The distributed aspect of the solution makes the email workflow highly-available and scalable thanks to its stateless nature. You can opt to provision the Email Operator and Email Dispatcher components in the same virtual network/VPC as your message queues, so as to keep both costs and latency at a minimum.

I highly recommend that you also put in place some kind of telemetry (i.e., tracing, logging, and/or monitoring) in all this so that you can track how many emails were dispatched successfully, how many were not, etc. You can also implement retries in case one of the components isn’t responding for whatever reason. In my case, I’m using the excellent EasyNetQ library which provides lots of goodness out of the box for interacting with RabbitMQ. I tried using MassTransit, but found it a bit too complex to set up. Being a one-man development team for the time being, I need to work with a tool that helps me to be fast and simplify things as much as possible. EasyNetQ does this, and does it well.

During development, you might want to test out your webhook(s). For this, you can use Ngrok, but lately I found an excellent alternative in Hookdeck. The latter provides a way to keep a static endpoint to test our webhook. I love that a lot. Plus, the people behind Hookdeck work in the same beautiful city that I live in, so that’s pretty cool.

You can also implement some kind of scheduler on either the Email Operator or Email Dispatcher component if you have a need to schedule emails à la Gmail. EasyNetQ and MassTransit provides this service out of the box too by making use of delayed messages.

Furthermore, you can implement some kind of logic to make sure that the limit of emails being sent by a customer for given period doesn’t go over what’s permitted for its account level.
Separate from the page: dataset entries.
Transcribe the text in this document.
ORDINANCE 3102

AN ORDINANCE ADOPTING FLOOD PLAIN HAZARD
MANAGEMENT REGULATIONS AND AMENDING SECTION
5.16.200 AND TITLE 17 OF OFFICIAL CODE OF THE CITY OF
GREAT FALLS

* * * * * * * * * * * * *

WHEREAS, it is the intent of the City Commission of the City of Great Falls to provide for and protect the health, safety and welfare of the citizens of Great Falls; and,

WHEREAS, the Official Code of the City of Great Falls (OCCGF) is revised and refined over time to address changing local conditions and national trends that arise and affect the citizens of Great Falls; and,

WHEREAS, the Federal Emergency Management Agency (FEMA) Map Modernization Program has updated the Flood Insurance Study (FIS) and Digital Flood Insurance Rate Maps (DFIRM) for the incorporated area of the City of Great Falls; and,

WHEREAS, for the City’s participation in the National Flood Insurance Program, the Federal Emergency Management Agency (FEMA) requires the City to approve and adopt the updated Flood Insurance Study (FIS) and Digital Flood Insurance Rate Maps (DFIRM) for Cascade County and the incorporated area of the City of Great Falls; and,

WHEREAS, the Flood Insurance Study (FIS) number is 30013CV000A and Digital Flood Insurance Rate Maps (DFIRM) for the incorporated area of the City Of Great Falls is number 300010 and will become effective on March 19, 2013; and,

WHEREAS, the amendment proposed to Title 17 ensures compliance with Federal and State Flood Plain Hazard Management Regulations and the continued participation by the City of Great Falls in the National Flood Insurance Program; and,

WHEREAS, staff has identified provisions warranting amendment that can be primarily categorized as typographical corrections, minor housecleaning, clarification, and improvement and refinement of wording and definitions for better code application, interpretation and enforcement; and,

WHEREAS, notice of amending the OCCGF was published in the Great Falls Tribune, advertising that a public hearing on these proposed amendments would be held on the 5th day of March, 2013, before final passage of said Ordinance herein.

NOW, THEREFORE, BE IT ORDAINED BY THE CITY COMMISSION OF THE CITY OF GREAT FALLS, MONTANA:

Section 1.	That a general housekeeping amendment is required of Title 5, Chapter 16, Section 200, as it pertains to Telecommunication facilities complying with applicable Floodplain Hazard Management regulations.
Personally, I would do that at the custom app or API level, that way we keep the email workflow simple: whatever goes to the mailbox gets dispatched eventually. No questions asked. But as every architecture is opinionated, there are obviously no right or wrong answers…just tradeoffs.

Lastly, if you’re going full speed ahead on the cloud, you can replace the Email Operator and Email Dispatcher for Lambda functions too. Sure, this might bind you to a specific cloud provider, but the tradeoff is that you’ll have less code to maintain and might save some costs too.

Honestly, there are so many ways to spin the solution around for your present and future needs once its built on a sound architecture.

Just like a house.

With a mailbox on the other side of the street.